Good luck and let us know
I must say that sitting down with a dry old textbook and reading it through is not the way to learn how to do anything effectively, even if you are making notes. Doing it is the best way to learn, using the textbooks as a reference. Indeed, using sites like this as a reference.
As for data structures - learn which one is good for whatever situation you envision: Sets (sorted and unsorted), Lists (ArrayList, LinkedList), Maps (HashMap, TreeMap). Complexity of doing basic operations - adding, removing, searching, sorting, etc. That will help you to select an appropriate library data structure to use in your application.
And also make sure you're reasonably warm with MVC - i.e., ensure your model is separate from your view (the QT front-end) as best as possible. Best would be to have the model and algorithms working on their own, and then put the GUI on top. Or a unit test on top. Etc...
Good luck!
It's like saying you want to move to France, so should you learn french from a book, and what are the essential words - or should you just go to France and find out which words you need to know from experience and from copying the locals.
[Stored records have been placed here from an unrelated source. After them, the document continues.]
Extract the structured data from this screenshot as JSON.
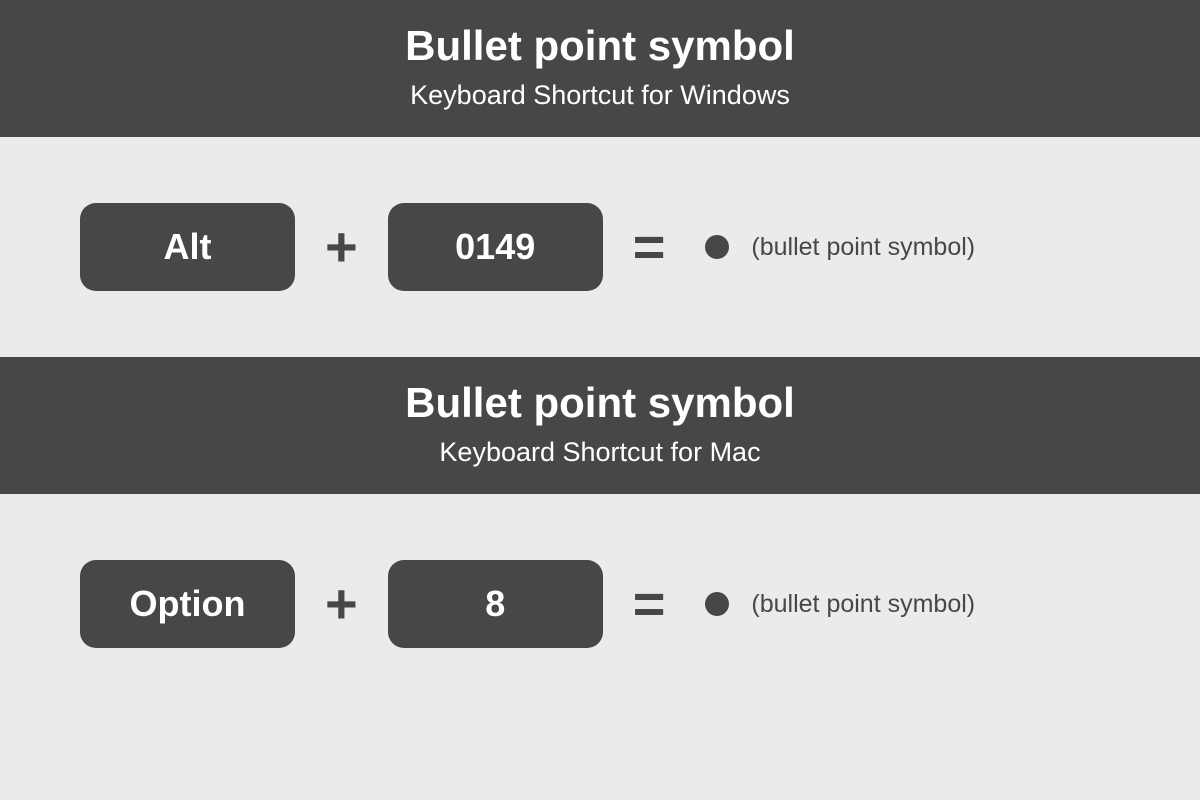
{
  "sections": [
    {
      "title": "Bullet point symbol",
      "subtitle": "Keyboard Shortcut for Windows",
      "key1": "Alt",
      "plus": "+",
      "key2": "0149",
      "equals": "=",
      "result_label": "(bullet point symbol)"
    },
    {
      "title": "Bullet point symbol",
      "subtitle": "Keyboard Shortcut for Mac",
      "key1": "Option",
      "plus": "+",
      "key2": "8",
      "equals": "=",
      "result_label": "(bullet point symbol)"
    }
  ]
}
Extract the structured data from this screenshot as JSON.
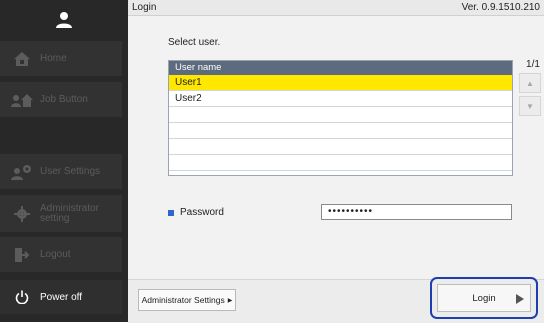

Writing code is part of learning computer science. I was writing code long before I'd even heard of the term, and lots of people were writing code before the term was invented.
Besides, you say you're itching to write certain applications. That can't be taught, so just go ahead and do it. Some things you only learn by doing.
(The theoretical foundations will just give you a deeper understanding of what you wind up doing anyway, which will mainly be copying other people's approaches. The only caveat is that in some cases the theoretical stuff will tell you what's futile to attempt - e.g. if one of your itches is to solve an NP complete problem, you probably won't succeed :-)
I would say the practical aspects of coding are more important. In particular, source control is vital if you don't use that already. I like bzr as an easy to set up and use system, though GUI support isn't as mature as it could be.
I'd then move on to one or both of the classics about the craft of coding, namely
The Pragmatic Programmer
Code Complete 2
You could also check out the list of recommended books on Stack Overflow.